Friday, May 10, 2013

Looks Like More Rain

Well crap, it looks like it's going to rain on my walk but I'm going to go get Porter and set out anyway.  That's what they make umbrellas for, right?  It rained out the outdoor portion of the Knitting Guild annual picnic last night.  VJ's lovely husband grilled burgers in the rain for the second of only three times there's been a guild picnic.  He's a good sport, that AJ.  It's definitely too wet to dig up the blueberries to transplant so I guess today's the day I'll make some fragrance-free lotion to take along to The Clearing with me NEXT WEEKEND when I go up for a week's writing workshop.  I'm so excited to go up there for a week with no job and no husband (although I have one of the best husbands ever) and no one to think of but myself for seven whole days.  I should start packing, or at least make a list or three.

Mrs. Boss came to the dive shop yesterday to mow the lawn and then have me measure her for a custom drysuit.  I told her that now we're going steady since I had my hands all over her.  It's a challenge to measure people because you have to measure ALL of them and still preserve their modesty and privacy, and mine too.  That "crotch to floor" measurement's the most challenging but we have the measure-ee help by holding the dumb end of the tape measure in their, uh, their downthere while we take the smart end to the floor to get the measurement.

I just heard on the morning TV blabber that WI will be having a $500 million surplus next year and the lawmakers are debating what to do with it.  They should call me, I have a list.  School aid and tax relief are at the top of my list, but there's a lot that can be done with that kind of money.  Just so they don't all give themselves raises...

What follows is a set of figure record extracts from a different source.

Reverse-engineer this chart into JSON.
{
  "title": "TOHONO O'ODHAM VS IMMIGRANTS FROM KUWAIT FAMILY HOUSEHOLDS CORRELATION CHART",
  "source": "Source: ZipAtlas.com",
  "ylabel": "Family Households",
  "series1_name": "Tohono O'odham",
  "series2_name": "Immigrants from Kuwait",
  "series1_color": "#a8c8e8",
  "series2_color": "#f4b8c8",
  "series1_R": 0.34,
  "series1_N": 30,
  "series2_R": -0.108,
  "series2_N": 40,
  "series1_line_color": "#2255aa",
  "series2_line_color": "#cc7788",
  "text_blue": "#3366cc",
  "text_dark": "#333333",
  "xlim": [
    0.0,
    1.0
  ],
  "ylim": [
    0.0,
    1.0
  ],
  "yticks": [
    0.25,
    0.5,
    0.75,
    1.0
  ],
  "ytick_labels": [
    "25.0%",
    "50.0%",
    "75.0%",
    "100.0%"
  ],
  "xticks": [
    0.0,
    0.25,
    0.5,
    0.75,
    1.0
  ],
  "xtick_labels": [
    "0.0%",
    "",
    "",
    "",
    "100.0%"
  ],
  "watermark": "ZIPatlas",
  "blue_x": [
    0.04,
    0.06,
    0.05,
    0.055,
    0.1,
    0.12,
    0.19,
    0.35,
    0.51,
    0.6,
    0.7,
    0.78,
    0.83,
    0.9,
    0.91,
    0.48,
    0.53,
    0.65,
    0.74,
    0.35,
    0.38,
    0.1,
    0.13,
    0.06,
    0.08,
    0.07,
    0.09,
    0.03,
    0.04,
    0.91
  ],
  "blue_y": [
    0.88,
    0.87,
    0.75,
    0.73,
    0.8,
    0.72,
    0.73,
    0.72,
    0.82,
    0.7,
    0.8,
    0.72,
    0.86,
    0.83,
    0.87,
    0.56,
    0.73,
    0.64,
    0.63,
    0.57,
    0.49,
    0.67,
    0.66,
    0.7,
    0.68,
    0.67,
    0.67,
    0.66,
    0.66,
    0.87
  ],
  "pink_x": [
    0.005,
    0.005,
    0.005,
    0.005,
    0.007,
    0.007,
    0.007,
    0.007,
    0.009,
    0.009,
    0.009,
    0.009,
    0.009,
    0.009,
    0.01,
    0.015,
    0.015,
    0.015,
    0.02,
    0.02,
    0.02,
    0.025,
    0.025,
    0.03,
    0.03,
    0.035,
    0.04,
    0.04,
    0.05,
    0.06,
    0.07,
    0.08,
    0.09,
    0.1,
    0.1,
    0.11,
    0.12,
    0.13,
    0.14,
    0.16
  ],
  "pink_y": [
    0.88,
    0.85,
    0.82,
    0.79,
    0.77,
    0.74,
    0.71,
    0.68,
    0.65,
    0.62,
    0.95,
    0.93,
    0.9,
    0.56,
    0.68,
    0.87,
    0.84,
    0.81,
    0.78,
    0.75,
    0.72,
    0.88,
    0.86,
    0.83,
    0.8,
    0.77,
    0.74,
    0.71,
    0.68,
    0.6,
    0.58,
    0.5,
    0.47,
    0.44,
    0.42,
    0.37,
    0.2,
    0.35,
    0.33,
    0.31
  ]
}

May 10--Eva Zeisel, Inkwell.  The rain kept falling.  The wind rose and fell and rose again but the rain didn't stop.  It slowed a bit just before sundown but it never stopped.  Not that day.  Not the next day.  Sylvia stood at the window, her left arm crossed over her midriff, her right hand clutching a cigarette near her chin where she only had to shift her arm a bare inch to get the cancer stick to her lips.  She had quit smoking eight years earlier but the week of rain constantly drumming on the roof, splashing on the pavement, and roaring through the downspouts made her so crazy she had slogged to the Stop & Rob convenience store on the corner and bought a pack.  Gilroy would kill her if he knew she was smoking again but Gilroy was dead and the constant rain had eroded any self-control she had managed to cling to.

Okay, time to get dressed and go get Porter to walk between the raindrops.